You can’t select the right mic purely by objective criteria. The most important criterion is sound. Sound is subjective, so trust your ears and don’t pay too much attention to datasheets. Large diaphragm microphones are not designed to be ultra neutral or linear. If that’s what you want, a small diaphragm condenser may be a better choice. Large diaphragm condensers are supposed to produce a full “larger-than-life” sound. That’s not something you can express in numbers.|
Nonetheless, a few technical figures do give you hints about how usable a particular mic is in typical situations. The most important figure for a condenser mic is self-noise. In pop music recordings, almost any signal passes a dynamics compressor, an EQ or some other processor that adds some noise. The lower noise your mic signal, the more “leg room” you have for additional processing in the recording chain and/or during mixing.

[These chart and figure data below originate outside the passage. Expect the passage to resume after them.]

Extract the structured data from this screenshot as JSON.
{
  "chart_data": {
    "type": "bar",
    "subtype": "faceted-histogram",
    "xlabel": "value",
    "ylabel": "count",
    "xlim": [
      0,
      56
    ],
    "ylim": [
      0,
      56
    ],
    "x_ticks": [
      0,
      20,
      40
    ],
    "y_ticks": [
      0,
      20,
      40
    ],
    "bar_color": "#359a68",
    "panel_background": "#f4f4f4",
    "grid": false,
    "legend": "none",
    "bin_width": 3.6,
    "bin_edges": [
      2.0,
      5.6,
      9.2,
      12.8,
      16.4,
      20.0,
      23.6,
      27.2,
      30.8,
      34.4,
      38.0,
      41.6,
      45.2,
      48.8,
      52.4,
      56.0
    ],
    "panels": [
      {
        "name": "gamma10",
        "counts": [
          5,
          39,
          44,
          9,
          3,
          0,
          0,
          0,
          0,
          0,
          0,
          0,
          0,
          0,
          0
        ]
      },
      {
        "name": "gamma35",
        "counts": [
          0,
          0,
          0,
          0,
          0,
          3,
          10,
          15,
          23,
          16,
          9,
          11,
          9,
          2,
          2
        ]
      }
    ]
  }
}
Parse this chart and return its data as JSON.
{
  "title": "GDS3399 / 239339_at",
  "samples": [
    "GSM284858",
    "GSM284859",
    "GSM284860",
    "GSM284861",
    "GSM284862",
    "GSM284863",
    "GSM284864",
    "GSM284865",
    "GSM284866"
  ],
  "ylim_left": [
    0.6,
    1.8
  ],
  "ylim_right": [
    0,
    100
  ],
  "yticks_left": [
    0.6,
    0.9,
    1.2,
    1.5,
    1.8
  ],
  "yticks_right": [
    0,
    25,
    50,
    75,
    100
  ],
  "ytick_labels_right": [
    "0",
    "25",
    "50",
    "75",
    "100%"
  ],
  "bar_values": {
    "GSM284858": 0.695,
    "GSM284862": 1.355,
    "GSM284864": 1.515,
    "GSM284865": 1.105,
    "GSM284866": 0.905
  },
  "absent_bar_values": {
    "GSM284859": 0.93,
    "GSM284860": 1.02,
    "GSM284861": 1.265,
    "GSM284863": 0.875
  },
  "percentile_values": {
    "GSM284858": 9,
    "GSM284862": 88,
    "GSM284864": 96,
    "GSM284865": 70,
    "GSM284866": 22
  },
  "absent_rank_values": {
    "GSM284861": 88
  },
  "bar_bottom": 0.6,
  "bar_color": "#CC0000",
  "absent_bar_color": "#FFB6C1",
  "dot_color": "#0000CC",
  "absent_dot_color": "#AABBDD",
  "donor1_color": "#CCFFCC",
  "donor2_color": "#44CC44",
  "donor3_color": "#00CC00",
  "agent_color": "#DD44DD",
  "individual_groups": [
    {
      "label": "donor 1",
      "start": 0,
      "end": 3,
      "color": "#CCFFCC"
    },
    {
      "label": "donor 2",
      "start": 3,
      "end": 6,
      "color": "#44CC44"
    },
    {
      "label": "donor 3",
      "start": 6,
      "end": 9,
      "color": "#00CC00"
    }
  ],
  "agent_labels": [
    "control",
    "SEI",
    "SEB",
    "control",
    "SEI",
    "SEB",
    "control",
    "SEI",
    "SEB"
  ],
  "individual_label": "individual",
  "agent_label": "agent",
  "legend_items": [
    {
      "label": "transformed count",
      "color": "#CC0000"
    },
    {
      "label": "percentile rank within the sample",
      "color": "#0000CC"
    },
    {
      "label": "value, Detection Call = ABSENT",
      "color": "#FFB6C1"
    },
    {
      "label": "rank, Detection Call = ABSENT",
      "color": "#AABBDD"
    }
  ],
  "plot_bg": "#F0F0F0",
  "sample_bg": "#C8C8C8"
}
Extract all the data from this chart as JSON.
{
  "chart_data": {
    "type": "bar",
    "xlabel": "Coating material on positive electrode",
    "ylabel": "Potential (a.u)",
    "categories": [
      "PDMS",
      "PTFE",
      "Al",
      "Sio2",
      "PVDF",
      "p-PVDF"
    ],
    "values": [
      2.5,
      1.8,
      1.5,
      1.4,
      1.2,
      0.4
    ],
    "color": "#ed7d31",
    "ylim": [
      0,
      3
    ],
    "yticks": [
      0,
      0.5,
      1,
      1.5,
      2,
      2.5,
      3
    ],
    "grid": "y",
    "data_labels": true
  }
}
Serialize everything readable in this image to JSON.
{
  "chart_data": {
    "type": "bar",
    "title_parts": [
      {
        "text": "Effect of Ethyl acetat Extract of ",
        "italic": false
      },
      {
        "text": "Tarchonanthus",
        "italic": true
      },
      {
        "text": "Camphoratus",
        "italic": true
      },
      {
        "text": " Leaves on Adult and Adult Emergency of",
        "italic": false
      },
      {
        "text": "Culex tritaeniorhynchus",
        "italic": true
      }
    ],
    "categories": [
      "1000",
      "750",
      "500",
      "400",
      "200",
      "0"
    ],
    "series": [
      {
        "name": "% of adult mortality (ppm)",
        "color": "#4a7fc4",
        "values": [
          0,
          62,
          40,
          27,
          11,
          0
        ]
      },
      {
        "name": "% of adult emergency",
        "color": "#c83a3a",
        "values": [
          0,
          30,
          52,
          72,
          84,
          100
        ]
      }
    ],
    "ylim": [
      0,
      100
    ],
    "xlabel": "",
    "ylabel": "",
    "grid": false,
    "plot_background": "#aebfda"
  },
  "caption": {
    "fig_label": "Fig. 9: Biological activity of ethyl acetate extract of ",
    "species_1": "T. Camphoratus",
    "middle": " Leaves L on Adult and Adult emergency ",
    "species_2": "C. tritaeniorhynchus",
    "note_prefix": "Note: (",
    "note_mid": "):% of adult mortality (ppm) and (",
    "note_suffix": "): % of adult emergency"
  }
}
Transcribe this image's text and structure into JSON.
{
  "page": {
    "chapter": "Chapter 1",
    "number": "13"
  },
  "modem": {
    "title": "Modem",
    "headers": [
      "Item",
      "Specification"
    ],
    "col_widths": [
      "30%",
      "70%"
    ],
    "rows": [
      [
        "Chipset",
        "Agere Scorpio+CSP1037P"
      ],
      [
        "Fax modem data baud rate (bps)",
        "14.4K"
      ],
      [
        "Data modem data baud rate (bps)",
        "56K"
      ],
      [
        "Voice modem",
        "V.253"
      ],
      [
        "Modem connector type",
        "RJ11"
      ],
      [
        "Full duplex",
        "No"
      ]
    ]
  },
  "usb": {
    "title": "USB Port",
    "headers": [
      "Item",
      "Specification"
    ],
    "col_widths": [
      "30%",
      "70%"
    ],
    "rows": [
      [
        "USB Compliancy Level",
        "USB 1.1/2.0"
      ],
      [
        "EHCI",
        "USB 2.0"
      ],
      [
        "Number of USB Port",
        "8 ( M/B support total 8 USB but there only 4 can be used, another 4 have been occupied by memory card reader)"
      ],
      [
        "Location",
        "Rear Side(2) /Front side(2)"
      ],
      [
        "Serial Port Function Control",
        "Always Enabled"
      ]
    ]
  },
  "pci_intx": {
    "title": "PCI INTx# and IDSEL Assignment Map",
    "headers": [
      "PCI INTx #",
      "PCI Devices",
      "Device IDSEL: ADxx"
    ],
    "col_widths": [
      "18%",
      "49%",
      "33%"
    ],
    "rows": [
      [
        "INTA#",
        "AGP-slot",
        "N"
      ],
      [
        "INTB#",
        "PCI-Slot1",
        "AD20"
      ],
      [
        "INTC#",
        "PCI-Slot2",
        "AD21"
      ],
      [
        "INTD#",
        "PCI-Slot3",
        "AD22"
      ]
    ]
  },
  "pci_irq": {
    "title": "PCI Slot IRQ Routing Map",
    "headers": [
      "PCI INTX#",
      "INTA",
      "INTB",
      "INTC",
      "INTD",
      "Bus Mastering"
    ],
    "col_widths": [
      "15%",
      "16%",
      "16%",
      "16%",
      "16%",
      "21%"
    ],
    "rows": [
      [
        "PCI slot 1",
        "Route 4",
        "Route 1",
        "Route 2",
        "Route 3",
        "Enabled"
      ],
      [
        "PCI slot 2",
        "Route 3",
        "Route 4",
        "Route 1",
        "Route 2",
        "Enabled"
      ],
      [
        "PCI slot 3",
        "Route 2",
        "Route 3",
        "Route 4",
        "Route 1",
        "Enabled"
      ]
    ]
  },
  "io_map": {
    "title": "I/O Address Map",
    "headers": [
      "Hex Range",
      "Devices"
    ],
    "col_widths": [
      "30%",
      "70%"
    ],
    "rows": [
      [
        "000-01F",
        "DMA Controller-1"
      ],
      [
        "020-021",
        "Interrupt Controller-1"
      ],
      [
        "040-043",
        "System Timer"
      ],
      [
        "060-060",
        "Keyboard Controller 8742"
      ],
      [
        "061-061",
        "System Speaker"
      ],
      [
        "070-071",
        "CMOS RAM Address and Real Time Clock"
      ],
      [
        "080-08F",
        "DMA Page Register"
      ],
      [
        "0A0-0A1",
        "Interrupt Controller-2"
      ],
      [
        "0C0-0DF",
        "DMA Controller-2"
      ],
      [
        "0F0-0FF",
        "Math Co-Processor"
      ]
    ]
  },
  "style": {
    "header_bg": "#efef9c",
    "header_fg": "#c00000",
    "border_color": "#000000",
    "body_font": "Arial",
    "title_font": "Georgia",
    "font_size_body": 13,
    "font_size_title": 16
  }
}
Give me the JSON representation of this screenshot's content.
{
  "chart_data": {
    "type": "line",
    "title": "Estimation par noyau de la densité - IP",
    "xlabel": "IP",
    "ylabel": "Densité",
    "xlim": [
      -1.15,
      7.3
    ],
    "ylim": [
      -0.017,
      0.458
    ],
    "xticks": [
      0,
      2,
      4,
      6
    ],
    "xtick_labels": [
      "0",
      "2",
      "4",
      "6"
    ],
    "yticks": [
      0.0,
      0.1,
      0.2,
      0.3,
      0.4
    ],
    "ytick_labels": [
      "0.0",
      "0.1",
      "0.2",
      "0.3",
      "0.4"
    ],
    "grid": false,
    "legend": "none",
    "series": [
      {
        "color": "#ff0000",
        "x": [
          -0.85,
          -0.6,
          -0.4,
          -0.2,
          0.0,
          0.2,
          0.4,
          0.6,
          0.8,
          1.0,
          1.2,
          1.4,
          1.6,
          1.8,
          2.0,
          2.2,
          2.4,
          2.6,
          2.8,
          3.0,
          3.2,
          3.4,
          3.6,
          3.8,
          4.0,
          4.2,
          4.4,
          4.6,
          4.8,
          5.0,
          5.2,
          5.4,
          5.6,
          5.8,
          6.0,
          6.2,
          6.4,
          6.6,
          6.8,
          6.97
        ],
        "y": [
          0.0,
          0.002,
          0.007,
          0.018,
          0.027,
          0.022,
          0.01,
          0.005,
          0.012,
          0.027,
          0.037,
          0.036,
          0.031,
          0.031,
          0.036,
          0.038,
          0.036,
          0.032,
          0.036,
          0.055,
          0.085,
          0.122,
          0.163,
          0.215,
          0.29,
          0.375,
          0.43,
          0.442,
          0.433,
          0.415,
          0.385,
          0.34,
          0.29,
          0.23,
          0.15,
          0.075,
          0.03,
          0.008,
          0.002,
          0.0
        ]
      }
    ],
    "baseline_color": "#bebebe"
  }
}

Maximum SPL is rarely an issue, at least in home recording environments. Mics that reach 130 dB-SPL or more will never cause any trouble in that department. Sensitivity is not a very interesting figure for condenser mics, Their output level is always quite hot due to their internal amplifier electronics. You can safely ignore impedance and frequency response data. Impedance is always low enough on condenser mics; frequency response figures are notoriously inaccurate and don’t say much about the actual sound, anyway.
Low cut/hi pass and pad switches are useful extras. Even more useful is a good shock mount.